As interpreted above, the conventional two-phase asphalt–aggregate adhesion model is suitable for the wet-mixing method, in which the warm-mixing additives are added into asphalt to modified asphalt first and then mixed with aggregates. When confronted with additives needing the dry-mixing method, the adhesion of asphalt, aggregate, and warm-mixing agent should be characterized using the three-phase model proposed in previous sections. In this article, the adhesion indicator ER of agent E with base asphalt based on two- and three-phase model was calculated and is shown in Figure 12. Dry-mixing and wet-mixing WMA mixture specimens using AC-13 gradation for the TSR test were prepared with agent E, limestone, and base asphalt for validation. The mixing temperature was 135 °C. The freeze–thaw splitting test results are shown in

Table 12. TSR values of different mixing methods.

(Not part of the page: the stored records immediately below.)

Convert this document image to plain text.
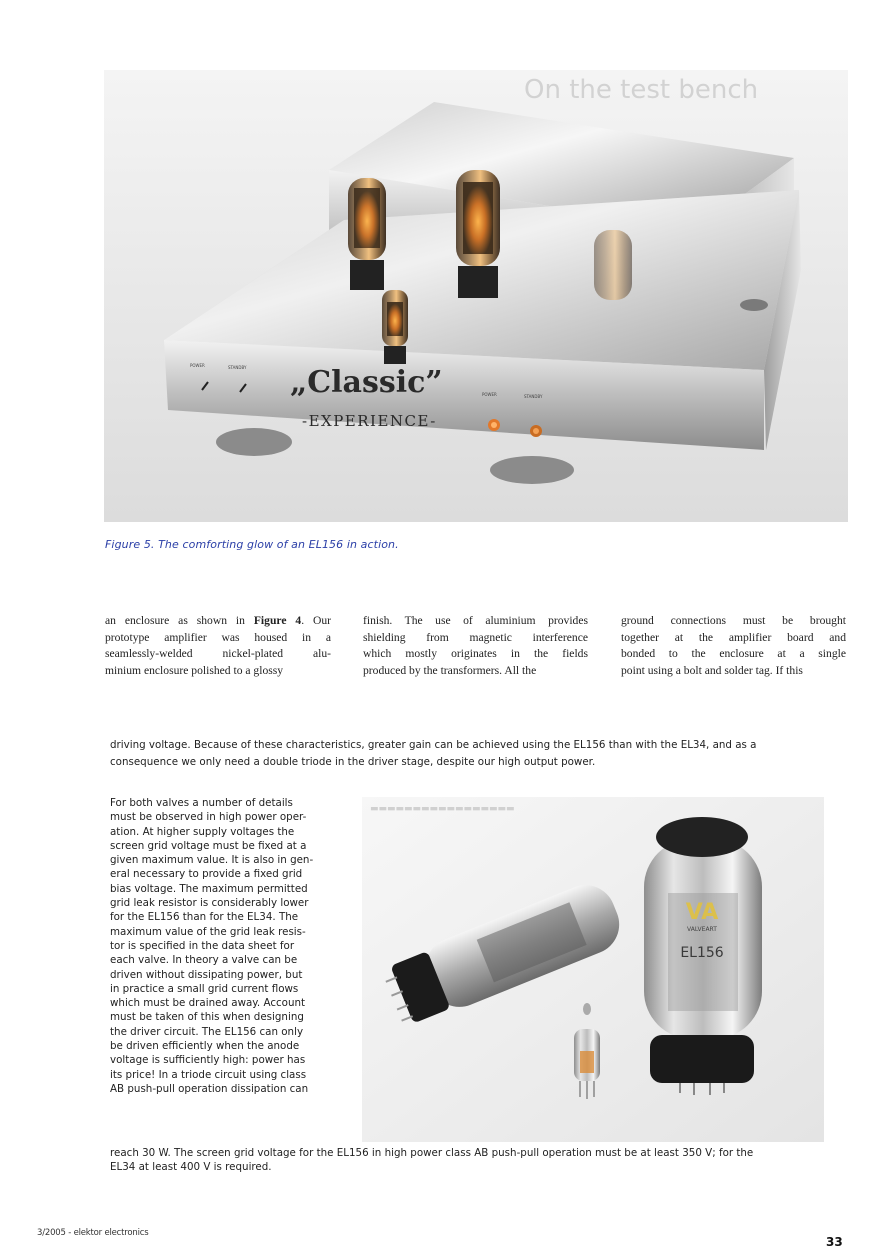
On the test bench
POWER	STANDBY „Classic”
-EXPERIENCE-
POWER	STANDBY
Figure 5. The comforting glow of an EL156 in action.
an enclosure as shown in Figure 4. Our
prototype amplifier was housed in a
seamlessly-welded nickel-plated alu-
minium enclosure polished to a glossy
finish. The use of aluminium provides
shielding from magnetic interference
which mostly originates in the fields
produced by the transformers. All the
ground connections must be brought
together at the amplifier board and
bonded to the enclosure at a single
point using a bolt and solder tag. If this
driving voltage. Because of these characteristics, greater gain can be achieved using the EL156 than with the EL34, and as a
consequence we only need a double triode in the driver stage, despite our high output power.
For both valves a number of details
must be observed in high power oper-
ation. At higher supply voltages the
screen grid voltage must be fixed at a
given maximum value. It is also in gen-
eral necessary to provide a fixed grid
bias voltage. The maximum permitted
grid leak resistor is considerably lower
for the EL156 than for the EL34. The
maximum value of the grid leak resis-
tor is specified in the data sheet for
each valve. In theory a valve can be
driven without dissipating power, but
in practice a small grid current flows
which must be drained away. Account
must be taken of this when designing
the driver circuit. The EL156 can only
be driven efficiently when the anode
voltage is sufficiently high: power has
its price! In a triode circuit using class
AB push-pull operation dissipation can
▬▬▬▬▬▬▬▬▬▬▬▬▬▬▬▬▬
VA
VALVEART
EL156
reach 30 W. The screen grid voltage for the EL156 in high power class AB push-pull operation must be at least 350 V; for the
EL34 at least 400 V is required.
3/2005 - elektor electronics
33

Mixing Method	VV/%	ST1/MPa	ST2/MPa	TSR/%
Dry	5.44	0.717	0.966	81.7
Wet	5.47	0.567	0.850	74.3

.

For different types of aggregates, the ER values of the three-phase model were greater than those of the two-phase model, indicating better adhesion prepared using the dry-mixing method. The TSR result demonstrated the theoretical calculation, with mixtures prepared using the dry-mixing method superior to those using the wet-mixing method. This consistency also indicates that the three-phase model proposed in this paper is effective for predicting the water stability of the WMA prepared with the dry-mixing method.

5. Conclusions

Using surface free energy theory, the influence of several factors on the moisture susceptibility of WMA focusing on the adhesion properties of asphalt–aggregate interface was studied, and the following conclusions were drawn:

• Aggregate type, moisture content of aggregate, warm-mixing agent type, asphalt type, and mixing process have significant effects on the water stability of WMA, and the conclusions of adhesion indicators based on SFE and conventional moisture susceptibility test method results are consistent. Specifically, the water content of the aggregate state is the most significant factor affecting the moisture susceptibility. The presence of water greatly affects the performance of the mixture. Therefore, the dryness of the aggregate should be strictly controlled in WMA.
• Based on the surface free energy theory, the effective adhesion work considering the water content of the aggregate is proposed to characterize the aggregate–asphalt adhesion condition under different water contents. This indicator is highly correlated with TSR value and can be used as a convenient index to predict the moisture susceptibility of WMA.
• A three-phase model of asphalt-warm mixing agent–aggregate is proposed according to the production process of the dry-mixing method. The corresponding calculation equations of adhesion indicators were also derived. The consistency between the adhesion indicator and TSR indicated that the three-phase model is applicable to the adhesion process of WMA prepared using the dry-mixing method.